Logically, the premise can be expressed as = XAUUSD monthly returns – increase in CPI = 0. If the result is greater than 0, we would be able to say that XAUUSD yields a positive real return
If the data verifies this condition, we can state that gold is an effective hedge against inflation.
So, what does the data tell us?
The mean monthly return of gold for the last two decades stands at 0.84%; the mean monthly inflation rate in the US stands at 0.17%.
Does this mean that gold yields a positive real return, i.e., XAUUSD monthly mean return > monthly rate of inflation?
To answer this question with statistical significance, hypothesis testing must be employed. The hypothesis, hence, has been constructed as:
H0: μd - μ0 = 0 versus Ha: μd - μ0 ≠ 0.
μd – the mean difference between the monthly returns of XAUUSD and the rate of INFL.
μ0 – 0
Paired sample T-test, using T distribution (df=243) (two-tailed) (validation)
1. H0 hypothesis Since p-value < α, H0 is rejected. The average test population is considered to be not equal to the μ0. In other words, the difference between the average of test value and the μ0 (0) is big enough to be statistically significant. 2. P-value The p-value equals 0.004469, ( p(x≤T) = 0.9978 ). It means that the chance of type I error (rejecting a correct H0) is small: 0.004469 (0.45%). The smaller the p-value the more it supports H1. 3. The statistics The test statistic T equals 2.8698, which is not in the 98% acceptance region: [-2.3418 : 2.3418]. x=0.0067, is not in the 98% region of acceptance: [-0.00549 : 0.00549]. The standard deviation of the difference, S' equals 0.00234, is used to calculate the statistic.
The null is rejected, thus.
So, what does this mean?
We can say, with statistical significance, that the mean difference between gold monthly returns, and the rate of inflation is not 0. XAUUSD yields a positive real return.
XAU thus is a good hedge against INFL, but that's not all; historically, XAUUSD demonstrates positive real returns.
We should expect XAU to yield a positive real return, and as the data clarifies, it should be used as an inflation hedge in a portfolio; however, expecting a real return from XAU is also not unrealistic.
Furthermore, the average increase (growth rate) of XAUUSD (geometric mean) for the last two decades stands at 9.02% p.a. INFL rate for the same period has been 2.12% p.a.
However, to use XAU for a positive real return generating investment, it would have to be examined against other more diversified investment options, such as S&P500, Nasdaq, etcetera. Arguably, to generate a return equivalent to the aforementioned, leverage would have to be used, which, of course, increases risk. There is no arbitrage in financial markets, and if by leverage an investor generates a higher return through XAU, compared to the most popular indices, for example, the risk profile of her position should be on par with other investments with similar returns.
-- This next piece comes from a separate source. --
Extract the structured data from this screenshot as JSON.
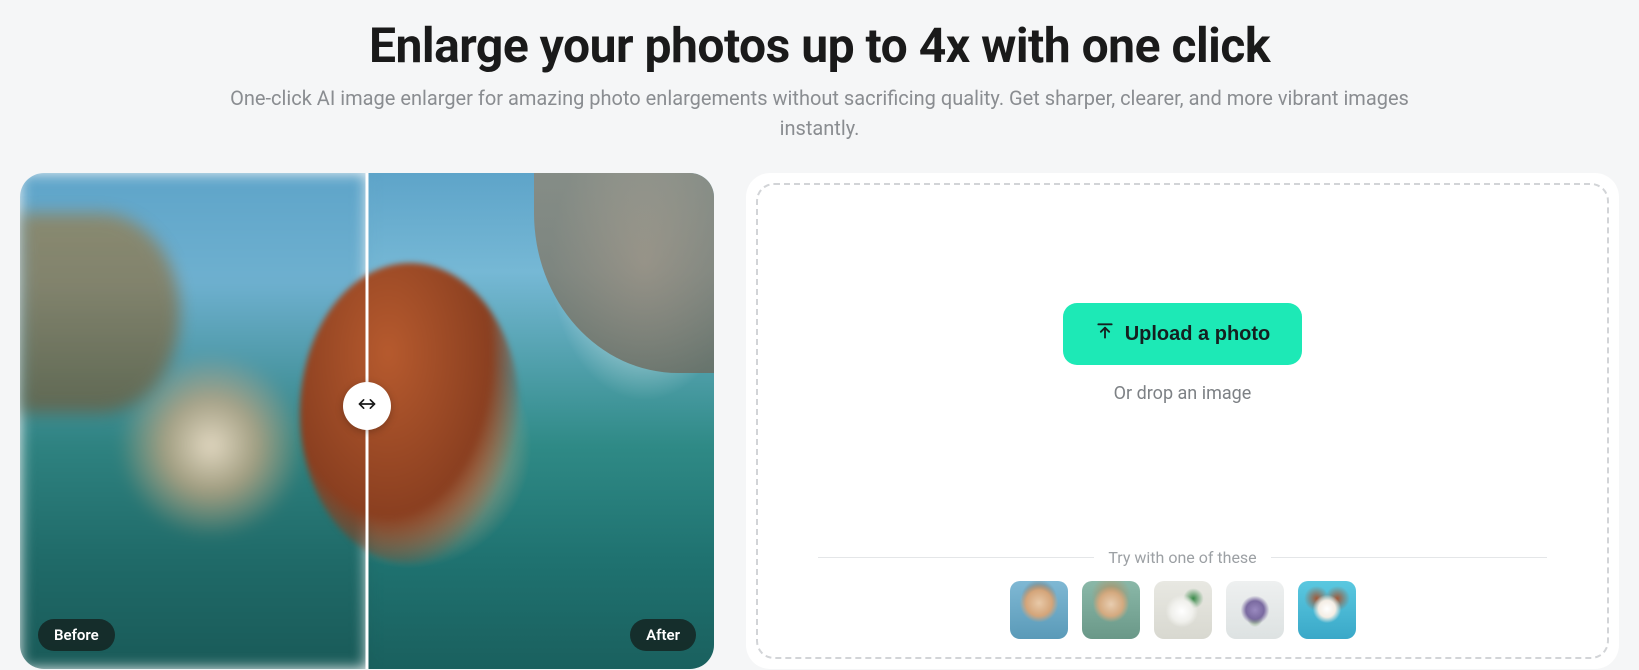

So, what's the final verdict?
An investor who primarily has a risk concern can invest in gold to remain protected from inflation; the data clearly backs this expectation. But it does not end there, i.e., there is statistically significant evidence that XAUUSD can yield a positive real return, over a long-term horizon.
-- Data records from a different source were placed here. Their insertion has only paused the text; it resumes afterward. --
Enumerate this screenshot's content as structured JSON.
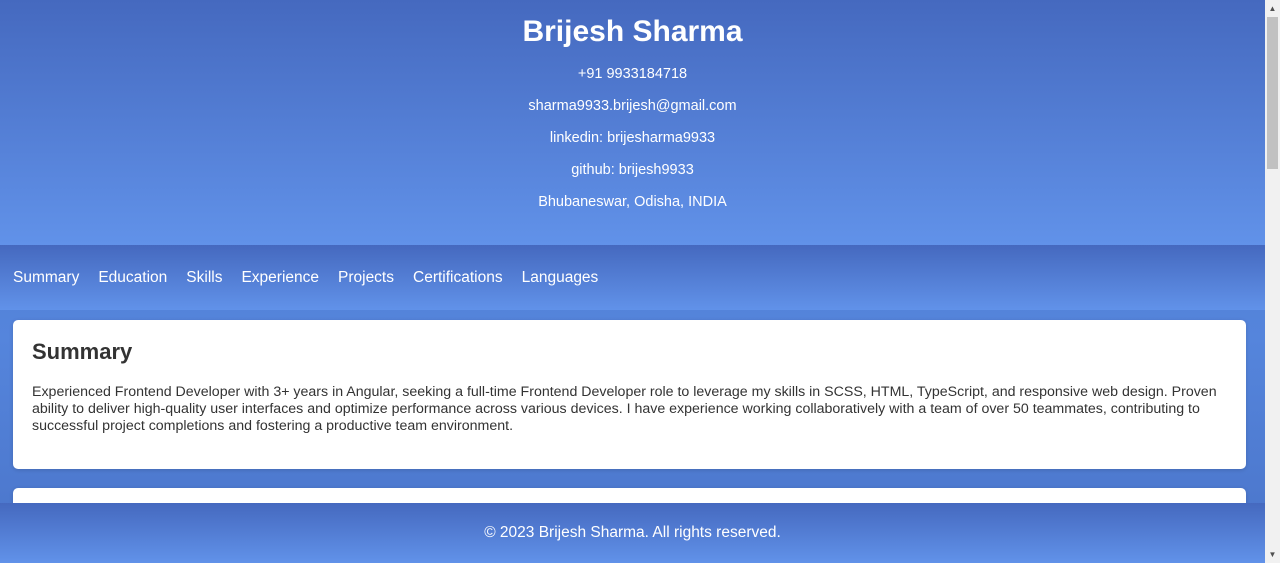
{
  "header": {
    "name": "Brijesh Sharma",
    "phone": "+91 9933184718",
    "email": "sharma9933.brijesh@gmail.com",
    "linkedin": "linkedin: brijesharma9933",
    "github": "github: brijesh9933",
    "location": "Bhubaneswar, Odisha, INDIA"
  },
  "nav": {
    "items": [
      {
        "label": "Summary"
      },
      {
        "label": "Education"
      },
      {
        "label": "Skills"
      },
      {
        "label": "Experience"
      },
      {
        "label": "Projects"
      },
      {
        "label": "Certifications"
      },
      {
        "label": "Languages"
      }
    ]
  },
  "summary": {
    "title": "Summary",
    "text": "Experienced Frontend Developer with 3+ years in Angular, seeking a full-time Frontend Developer role to leverage my skills in SCSS, HTML, TypeScript, and responsive web design. Proven ability to deliver high-quality user interfaces and optimize performance across various devices. I have experience working collaboratively with a team of over 50 teammates, contributing to successful project completions and fostering a productive team environment."
  },
  "footer": {
    "text": "© 2023 Brijesh Sharma. All rights reserved."
  },
  "scrollbar": {
    "up_icon": "scroll-up-arrow-icon",
    "down_icon": "scroll-down-arrow-icon"
  }
}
In the current situation, as INFL expectations and concerns are genuine, holding XAU should provide protection against INFL, or even a substantial increase in the rate of INFL. This, however, would be limited to the amount held in XAU; for example, if an investor holds a liquid amount of $100 today, and she invests $50 in XAU to protect against inflation, and also to earn some real returns, XAU would only protect 50% of her present liquid amount from future inflation. This is a question of the individual exposure investors want, weighing risk and returns. Intelligent portfolio design that integrates a XAU position strategically will yield better results.